Reading enthusiasts once used to dream about a world where children’s books received imaginative, energetic help from all quarters. In 1999 this dream seems to be coming true, with ground breaking schemes for bringing books and children together announced on an almost daily basis. Nicholas Tucker investigates.
Promoting the value of libraries for children
Launchpad, a library development agency, has just launched ‘Reaching Parents’, a £500,000 ground breaking partnership programme with three companies from the commercial sector designed to support families in developing children’s reading. There are three very different, exciting projects.
Lads and Dads
On May 29, a week after the Cup Final, football clubs and leisure centres will be invaded by librarians promoting two teams of eleven books each, one aimed at dads, the other at their lads. Leaflets, posters and counter-packs will shower on twelve pilot areas from Barnsley to Windsor, urging both sides to make reading part of their lives. Dads will be told about the role they can play in encouraging their sons to read. The lads’ books, all published by Random House who are backing the project, start young with Shirley Hughes’ Alfie’s Alphabet and contain only one football title, Tim Barnett’s Fantastic Football Phenomena. Dads get John King’s Football Factory; other titles include Catch 22 and Silence of the Lambs. Some older lads may want to try these too.
The Big Read
Two days later on May 31 and for a week afterwards, ASDA’s 223 stores are hosting The Big Read, aimed at parents as they shop. Special events will be held in every store, with local librarians running performance and story-telling events as well as advising on the book displays to be drawn from ASDA’s current stock of over one million titles. Story-telling sessions will also be led by ASDA staff, fresh from training sessions in one of twelve regional workshops run by the library service. The aim is to reach all of ASDA’s six million weekly shoppers. If the scheme works, it might not only persist in itself but also encourage other supermarkets to come forward with their own initiatives.
Ford’s Working Parents
Launchpad’s third scheme is to bring librarians into industry, in this case the Ford Dagenham Body Plant. Over six months workers during staggered meal breaks will be able to borrow books from a special area of the shop floor. Backed by The Library Association, The Society of Chief Librarians, and the Association of Senior Children’s and Education Librarians, there will be no shortage of expertise on any of these ventures. A grant from The National Year of Reading covers the extra costs.

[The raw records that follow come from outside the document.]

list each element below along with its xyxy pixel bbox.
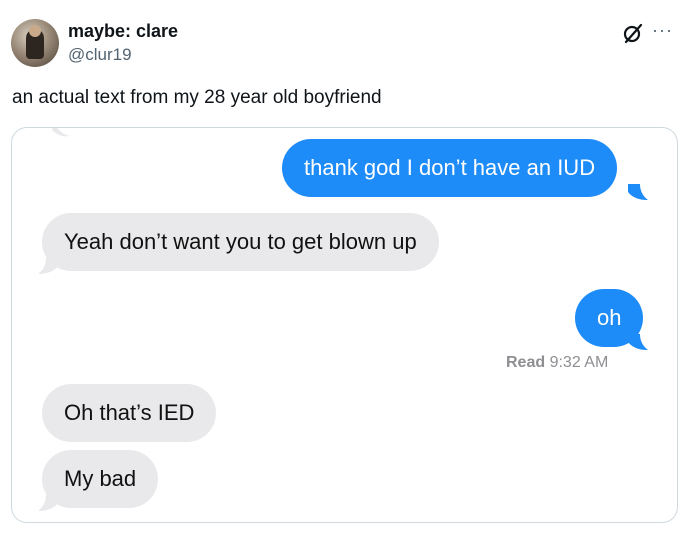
read-time: 9:32 AM [549,354,609,371]
screenshot-media[interactable]: thank god I don’t have an IUD Yeah don’t… [11,127,678,523]
bubble-tail-outgoing [628,184,648,200]
read-receipt: Read 9:32 AM [506,354,608,372]
tweet-text: an actual text from my 28 year old boyfr… [12,87,382,108]
bubble-tail-outgoing [628,334,648,350]
message-text: oh [597,305,622,330]
avatar-head [29,25,41,37]
read-label: Read [506,354,546,371]
message-text: My bad [64,466,137,491]
avatar[interactable] [11,19,59,67]
message-text: Oh that’s IED [64,400,195,425]
message-text: Yeah don’t want you to get blown up [64,229,417,254]
cropped-bubble-tail [52,128,70,137]
bubble-tail-incoming [38,258,58,274]
message-text: thank god I don’t have an IUD [304,155,596,180]
bubble-tail-incoming [38,495,58,511]
author-display-name[interactable]: maybe: clare [68,21,178,42]
message-bubble-outgoing: thank god I don’t have an IUD [282,139,618,197]
message-bubble-incoming: My bad [42,450,159,508]
message-bubble-incoming: Oh that’s IED [42,384,217,442]
message-bubble-incoming: Yeah don’t want you to get blown up [42,213,439,271]
more-options-icon[interactable]: ··· [652,20,673,41]
author-handle[interactable]: @clur19 [68,45,132,65]
tweet-post: maybe: clare @clur19 ··· an actual text … [0,0,700,539]
grok-icon[interactable] [622,22,644,44]
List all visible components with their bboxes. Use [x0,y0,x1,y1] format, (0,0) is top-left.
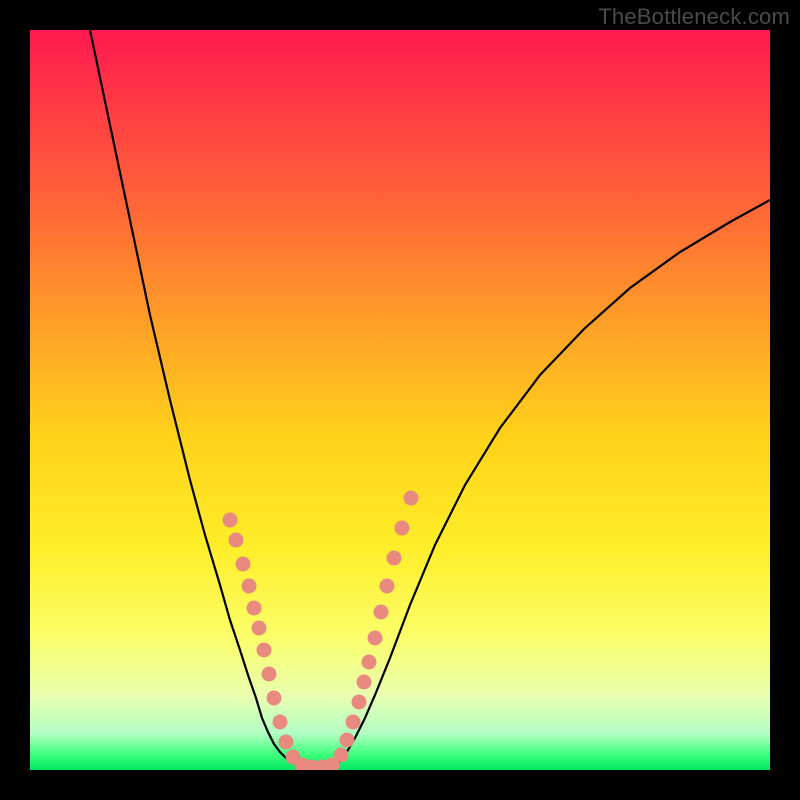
dot-left [247,601,262,616]
dot-right [368,631,383,646]
dot-right [357,675,372,690]
plot-area [30,30,770,770]
dot-right [340,733,355,748]
dot-right [346,715,361,730]
dot-left [267,691,282,706]
dot-left [229,533,244,548]
dot-right [404,491,419,506]
dot-right [374,605,389,620]
dot-left [262,667,277,682]
dot-right [387,551,402,566]
dot-left [273,715,288,730]
chart-frame: TheBottleneck.com [0,0,800,800]
curve-right-branch [336,200,770,765]
dot-left [223,513,238,528]
dot-left [252,621,267,636]
dot-right [380,579,395,594]
dot-left [257,643,272,658]
watermark-text: TheBottleneck.com [598,4,790,30]
dot-left [236,557,251,572]
dot-left [242,579,257,594]
data-dots [223,491,419,771]
dot-right [352,695,367,710]
dot-right [362,655,377,670]
dot-right [334,748,349,763]
chart-svg [30,30,770,770]
dot-right [395,521,410,536]
dot-left [279,735,294,750]
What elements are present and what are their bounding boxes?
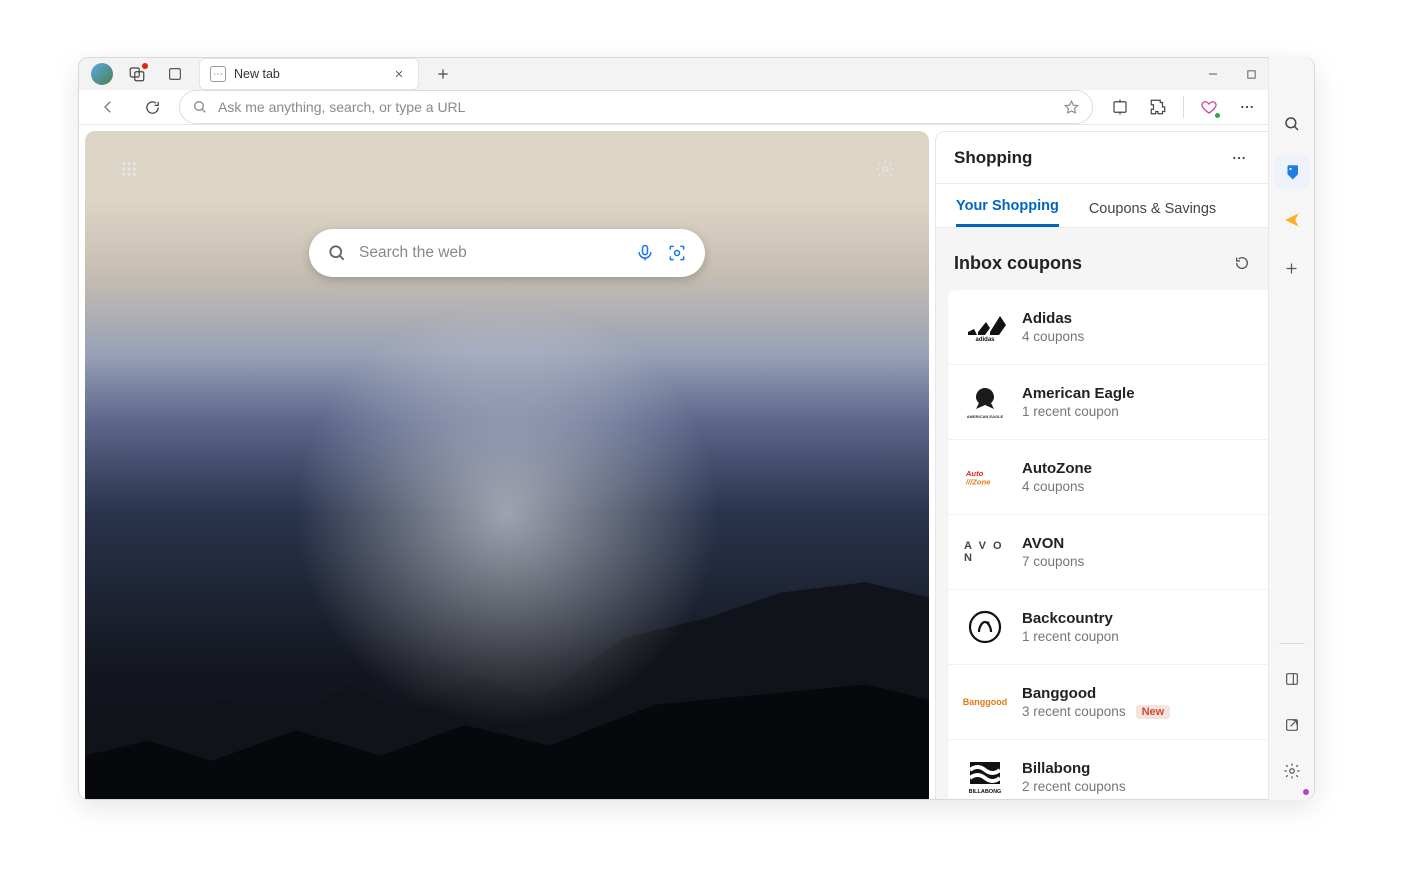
voice-search-icon[interactable] <box>635 243 655 263</box>
brand-name: Banggood <box>1022 685 1249 702</box>
search-icon <box>192 99 208 115</box>
brand-name: AutoZone <box>1022 460 1249 477</box>
coupon-subtext: 3 recent coupons <box>1022 704 1126 719</box>
coupon-row[interactable]: Banggood Banggood 3 recent coupons New <box>948 664 1295 739</box>
coupon-subtext: 7 coupons <box>1022 554 1084 569</box>
rail-send-icon[interactable] <box>1275 203 1309 237</box>
tab-coupons-savings[interactable]: Coupons & Savings <box>1089 201 1216 227</box>
window-maximize-button[interactable] <box>1244 67 1258 81</box>
coupon-subtext: 2 recent coupons <box>1022 779 1126 794</box>
brand-name: American Eagle <box>1022 385 1249 402</box>
brand-logo <box>964 606 1006 648</box>
shopping-panel: Shopping Your Shopping Coupons & Savings… <box>935 131 1308 800</box>
tab-actions-icon[interactable] <box>161 60 189 88</box>
coupon-row[interactable]: A V O N AVON 7 coupons <box>948 514 1295 589</box>
brand-logo: Auto///Zone <box>964 456 1006 498</box>
web-search-box[interactable] <box>309 229 705 277</box>
panel-title: Shopping <box>954 148 1032 168</box>
search-icon <box>327 243 347 263</box>
coupon-subtext: 1 recent coupon <box>1022 404 1119 419</box>
brand-logo: A V O N <box>964 531 1006 573</box>
browser-siderail <box>1268 57 1314 800</box>
section-refresh-icon[interactable] <box>1229 250 1255 276</box>
coupon-subtext: 1 recent coupon <box>1022 629 1119 644</box>
svg-text:adidas: adidas <box>975 337 995 342</box>
brand-name: Billabong <box>1022 760 1249 777</box>
coupon-subtext: 4 coupons <box>1022 479 1084 494</box>
svg-text:///Zone: ///Zone <box>965 478 991 487</box>
panel-tabs: Your Shopping Coupons & Savings <box>936 184 1307 228</box>
toolbar-divider <box>1183 96 1184 118</box>
tab-close-button[interactable] <box>390 65 408 83</box>
rail-sidebar-icon[interactable] <box>1275 662 1309 696</box>
split-screen-icon[interactable] <box>1103 90 1137 124</box>
content-area: Shopping Your Shopping Coupons & Savings… <box>79 125 1314 800</box>
rail-settings-icon[interactable] <box>1275 754 1309 788</box>
favorite-icon[interactable] <box>1063 99 1080 116</box>
coupon-row[interactable]: AMERICAN EAGLE American Eagle 1 recent c… <box>948 364 1295 439</box>
address-input[interactable] <box>218 99 1053 115</box>
new-badge: New <box>1136 705 1171 719</box>
tab-your-shopping[interactable]: Your Shopping <box>956 198 1059 227</box>
nav-refresh-button[interactable] <box>135 90 169 124</box>
new-tab-button[interactable] <box>429 60 457 88</box>
brand-logo: adidas <box>964 306 1006 348</box>
coupon-row[interactable]: Auto///Zone AutoZone 4 coupons <box>948 439 1295 514</box>
tab-title: New tab <box>234 67 280 81</box>
coupon-row[interactable]: BILLABONG Billabong 2 recent coupons <box>948 739 1295 800</box>
panel-header: Shopping <box>936 132 1307 184</box>
rail-add-icon[interactable] <box>1275 251 1309 285</box>
brand-logo: Banggood <box>964 681 1006 723</box>
coupon-row[interactable]: Backcountry 1 recent coupon <box>948 589 1295 664</box>
new-tab-page <box>85 131 929 800</box>
wellness-icon[interactable] <box>1192 90 1226 124</box>
brand-name: Backcountry <box>1022 610 1249 627</box>
brand-logo: AMERICAN EAGLE <box>964 381 1006 423</box>
section-title: Inbox coupons <box>954 253 1082 274</box>
panel-more-icon[interactable] <box>1225 144 1253 172</box>
coupon-subtext: 4 coupons <box>1022 329 1084 344</box>
nav-back-button[interactable] <box>91 90 125 124</box>
coupon-list: adidas Adidas 4 coupons AMERICAN EAGLE A… <box>948 290 1295 800</box>
profile-avatar[interactable] <box>91 63 113 85</box>
window-minimize-button[interactable] <box>1206 67 1220 81</box>
tab-favicon: ⋯ <box>210 66 226 82</box>
tab-strip: ⋯ New tab <box>79 58 1314 90</box>
extensions-icon[interactable] <box>1141 90 1175 124</box>
panel-body: Inbox coupons adidas Adidas <box>936 228 1307 800</box>
visual-search-icon[interactable] <box>667 243 687 263</box>
workspaces-icon[interactable] <box>123 60 151 88</box>
svg-text:BILLABONG: BILLABONG <box>969 789 1002 794</box>
brand-logo: BILLABONG <box>964 756 1006 798</box>
background-mountain <box>85 521 929 800</box>
svg-text:AMERICAN EAGLE: AMERICAN EAGLE <box>967 414 1004 419</box>
rail-divider <box>1279 643 1305 644</box>
address-bar[interactable] <box>179 90 1093 124</box>
rail-open-external-icon[interactable] <box>1275 708 1309 742</box>
toolbar <box>79 90 1314 125</box>
rail-shopping-icon[interactable] <box>1275 155 1309 189</box>
brand-name: Adidas <box>1022 310 1249 327</box>
coupon-row[interactable]: adidas Adidas 4 coupons <box>948 290 1295 364</box>
page-settings-icon[interactable] <box>867 151 903 187</box>
apps-grid-icon[interactable] <box>111 151 147 187</box>
more-menu-icon[interactable] <box>1230 90 1264 124</box>
brand-name: AVON <box>1022 535 1249 552</box>
web-search-input[interactable] <box>359 244 623 262</box>
rail-search-icon[interactable] <box>1275 107 1309 141</box>
tab-newtab[interactable]: ⋯ New tab <box>199 58 419 90</box>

Will it all work? Could an over-promotion of reading, both here and in government-inspired propaganda elsewhere, prove as great a turn-off as the previous years of public indifference about children’s books? Only the most dedicated Jeremiah would want to start crying woe at this stage, but even so there are some areas of concern. Might there be a tendency to push children’s books mostly covering the younger end of the age-range, so avoiding controversial titles such as Melvin Burgess’s Junk? What about the delicate situation, still hardly admitted in many reading circles, of older children who often seem to prefer outspoken adult works by authors from Irving Welsh to J.G. Ballard? At a time when the very existence of childhood itself is being questioned, in terms of whether many modern children are still happy to live in a cultural ghetto marked out for them by adults, the very concept of a children’s book is no longer as simple as it once might have appeared. For younger children, however, Launchpad can only be good news. Other regular shoppers at ASDA could surely benefit too from this jolly break in routine, whether they have any children or not.
Nicholas Tucker is a lecturer in Psychology at Sussex University.